In the brief instant before the surrogate flopped back onto his pillow, the nameless man received the image of the dying man's face into his brain in an instant, imperishable imprinting.

When the cushions and pillows had been readjusted around the surrogate, a triggering device, its cord leading in an arc to the death-apparatus, was placed in his right hand.

Following the surrogate had come a priest of the Gaian Pragmatic Pandenominationalists. Arranging his green stole nervously, the priest faced the audience on the far side of the glass. A technician flicked a switch, and sounds from the far side of the barrier-beeps and shoe-scuffings, coughs and whispers-issued forth from a speaker on the nameless man's side.

Then the priest began to speak.

"We are gathered here today to bear witness to the utmost sacrifice that any individual can make to the society of which he has since birth formed a grateful part. Far greater than such paltry donations as those of blood or organs is what the man by my side will render today. He will give up his very name and identity so that another may live and serve in his place. Doomed to perish of his own incurable affliction, having opted for a voluntary death, this man takes on--legally and ethically--the sins of one of his erring brothers, thus granting the guilty one a second chance. At the same time, the demands of society for justice and retribution are met. A crime--the most heinous crime, that of murder--has been committed, and today it is balanced by the death of its perpetrator. Our laws are not flouted, the guilty do not escape, and the scales of justice swing evenly.

"I will not eulogize the man by my side at any greater length. Last night at the hospital I attended the official farewell ceremonies hosted by his loving family and friends, and we all spoke of him at length, by his bedside, to his smiling face, It was a fine occasion, with joyous memories leavening the tears. He knows with what love and reverence and gratitude he is esteemed, and all the goodbyes and final words have been said."

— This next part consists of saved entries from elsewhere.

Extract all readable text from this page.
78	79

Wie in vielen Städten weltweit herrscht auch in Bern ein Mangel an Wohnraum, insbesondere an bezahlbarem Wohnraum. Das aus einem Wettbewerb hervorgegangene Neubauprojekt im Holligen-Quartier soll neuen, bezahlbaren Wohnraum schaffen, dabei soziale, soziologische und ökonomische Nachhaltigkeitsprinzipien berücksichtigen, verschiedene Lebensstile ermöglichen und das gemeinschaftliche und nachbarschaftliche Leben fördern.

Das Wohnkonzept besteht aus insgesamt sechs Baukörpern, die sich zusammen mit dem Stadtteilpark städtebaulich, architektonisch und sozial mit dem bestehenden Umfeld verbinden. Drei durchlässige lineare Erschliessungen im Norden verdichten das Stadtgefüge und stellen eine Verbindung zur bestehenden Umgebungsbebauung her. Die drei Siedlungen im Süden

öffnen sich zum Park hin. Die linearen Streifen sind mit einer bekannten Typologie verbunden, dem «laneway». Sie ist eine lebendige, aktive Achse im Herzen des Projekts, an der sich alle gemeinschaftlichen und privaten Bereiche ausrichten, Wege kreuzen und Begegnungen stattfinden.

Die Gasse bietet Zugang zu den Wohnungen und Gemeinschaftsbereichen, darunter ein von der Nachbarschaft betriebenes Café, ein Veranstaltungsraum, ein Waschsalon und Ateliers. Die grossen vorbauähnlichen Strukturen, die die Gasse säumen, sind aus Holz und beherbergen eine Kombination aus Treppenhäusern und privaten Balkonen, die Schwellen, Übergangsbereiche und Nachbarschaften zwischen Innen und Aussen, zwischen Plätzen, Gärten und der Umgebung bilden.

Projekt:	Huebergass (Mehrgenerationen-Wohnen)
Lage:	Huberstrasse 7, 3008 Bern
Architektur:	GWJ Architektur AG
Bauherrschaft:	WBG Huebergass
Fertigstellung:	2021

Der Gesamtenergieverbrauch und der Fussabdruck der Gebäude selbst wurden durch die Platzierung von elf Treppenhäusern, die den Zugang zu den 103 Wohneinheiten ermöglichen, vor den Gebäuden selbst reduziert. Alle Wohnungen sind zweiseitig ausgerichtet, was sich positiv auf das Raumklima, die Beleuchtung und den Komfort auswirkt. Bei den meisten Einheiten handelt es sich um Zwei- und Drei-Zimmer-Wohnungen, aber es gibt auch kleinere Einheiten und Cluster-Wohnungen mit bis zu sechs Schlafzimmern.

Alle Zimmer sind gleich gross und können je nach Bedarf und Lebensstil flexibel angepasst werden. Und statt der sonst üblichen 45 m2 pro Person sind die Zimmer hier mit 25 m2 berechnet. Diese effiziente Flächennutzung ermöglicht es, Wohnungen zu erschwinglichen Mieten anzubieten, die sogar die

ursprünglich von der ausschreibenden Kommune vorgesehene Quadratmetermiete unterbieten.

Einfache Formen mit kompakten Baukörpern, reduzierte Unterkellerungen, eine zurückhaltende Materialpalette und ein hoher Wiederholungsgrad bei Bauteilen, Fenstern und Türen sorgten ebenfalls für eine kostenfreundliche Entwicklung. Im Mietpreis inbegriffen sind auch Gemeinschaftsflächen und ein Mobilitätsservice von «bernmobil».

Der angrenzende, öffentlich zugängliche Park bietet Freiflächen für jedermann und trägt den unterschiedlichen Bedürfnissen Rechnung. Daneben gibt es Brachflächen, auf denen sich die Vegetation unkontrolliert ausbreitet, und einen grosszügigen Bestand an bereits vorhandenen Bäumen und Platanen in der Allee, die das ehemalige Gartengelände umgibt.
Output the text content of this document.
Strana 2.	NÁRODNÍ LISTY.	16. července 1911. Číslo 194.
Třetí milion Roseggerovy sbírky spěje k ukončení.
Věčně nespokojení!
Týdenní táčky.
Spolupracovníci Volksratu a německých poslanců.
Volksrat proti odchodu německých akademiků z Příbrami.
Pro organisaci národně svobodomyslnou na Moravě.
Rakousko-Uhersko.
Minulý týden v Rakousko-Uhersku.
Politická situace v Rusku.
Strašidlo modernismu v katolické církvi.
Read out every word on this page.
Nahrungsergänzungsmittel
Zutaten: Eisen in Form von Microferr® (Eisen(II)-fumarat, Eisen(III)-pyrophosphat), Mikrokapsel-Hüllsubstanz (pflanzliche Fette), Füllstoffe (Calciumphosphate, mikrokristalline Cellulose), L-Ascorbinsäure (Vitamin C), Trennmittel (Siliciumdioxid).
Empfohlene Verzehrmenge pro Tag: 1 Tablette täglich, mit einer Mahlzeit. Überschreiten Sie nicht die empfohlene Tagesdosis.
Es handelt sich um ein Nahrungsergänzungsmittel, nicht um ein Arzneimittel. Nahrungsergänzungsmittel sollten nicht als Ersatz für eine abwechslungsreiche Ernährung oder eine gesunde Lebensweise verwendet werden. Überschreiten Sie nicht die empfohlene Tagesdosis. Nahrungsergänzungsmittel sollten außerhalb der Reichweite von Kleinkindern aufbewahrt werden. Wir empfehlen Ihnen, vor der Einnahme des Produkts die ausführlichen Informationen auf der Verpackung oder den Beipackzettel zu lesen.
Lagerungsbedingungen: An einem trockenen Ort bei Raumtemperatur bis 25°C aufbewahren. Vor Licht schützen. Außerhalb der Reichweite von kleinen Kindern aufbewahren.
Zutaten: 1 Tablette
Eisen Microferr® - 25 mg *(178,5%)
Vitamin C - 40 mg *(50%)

The wordless sobs of the surrogate's family swelled, and the nameless man winced. He rubbed a sweaty hand across the regrowing stubble on his scalp, imagined he could feel the crown-encircling scar, although in truth it was already nearly invisible.

"Now," the priest resumed, "the man by my side assumes a new identity, taking on the bloody garments and sins of the murderer known as--" Here the priest uttered the name which had once belonged to the seated man on the far side of the glass. Curiously, the once-familiar syllables rang hollow to him, drained already of all meaning, distant as something from a history book.

"It is a light load, however," continued the priest, "and a burden instantly extinguished in the very taking of it. Christ Himself could do no more. Now, let us pray."

The sound was shut off. The soundlessly murmuring priest bent over the supine man, and relative silence descended on the audience.

The nameless man did something he thought--he hoped--was praying.

Now the execution room emptied of everyone but the surrogate, recumbent on his trolley, gaunt face obscured. He could be seen with a flick of his thumb to trip the trigger, murderer in truth at the final moment, if only of himself.

The red power-on LED's of the official recording cameras glared down on the scene. After an interminable ten minutes during which the calculated poisons circulated through the surrogate's veins and his breathing slowly ceased, the prison doctor entered the sealed room, performed his exam, and looked up. Although he had forgotten to activate the speaker, all could plainly read his lips shaping the words, "He's dead."

The Warden stood and approached the nameless man, who flinched. That dour official essayed a tentative smile is cameras flashed, and extended his hand toward the murderer. The murderer took it reflexively.

"Mister Glen Swan, I thank you for your participation in this event. We will detain you only for a few last formalities, signatures and such. Then you will be free to leave. But now allow me to introduce you to your new family."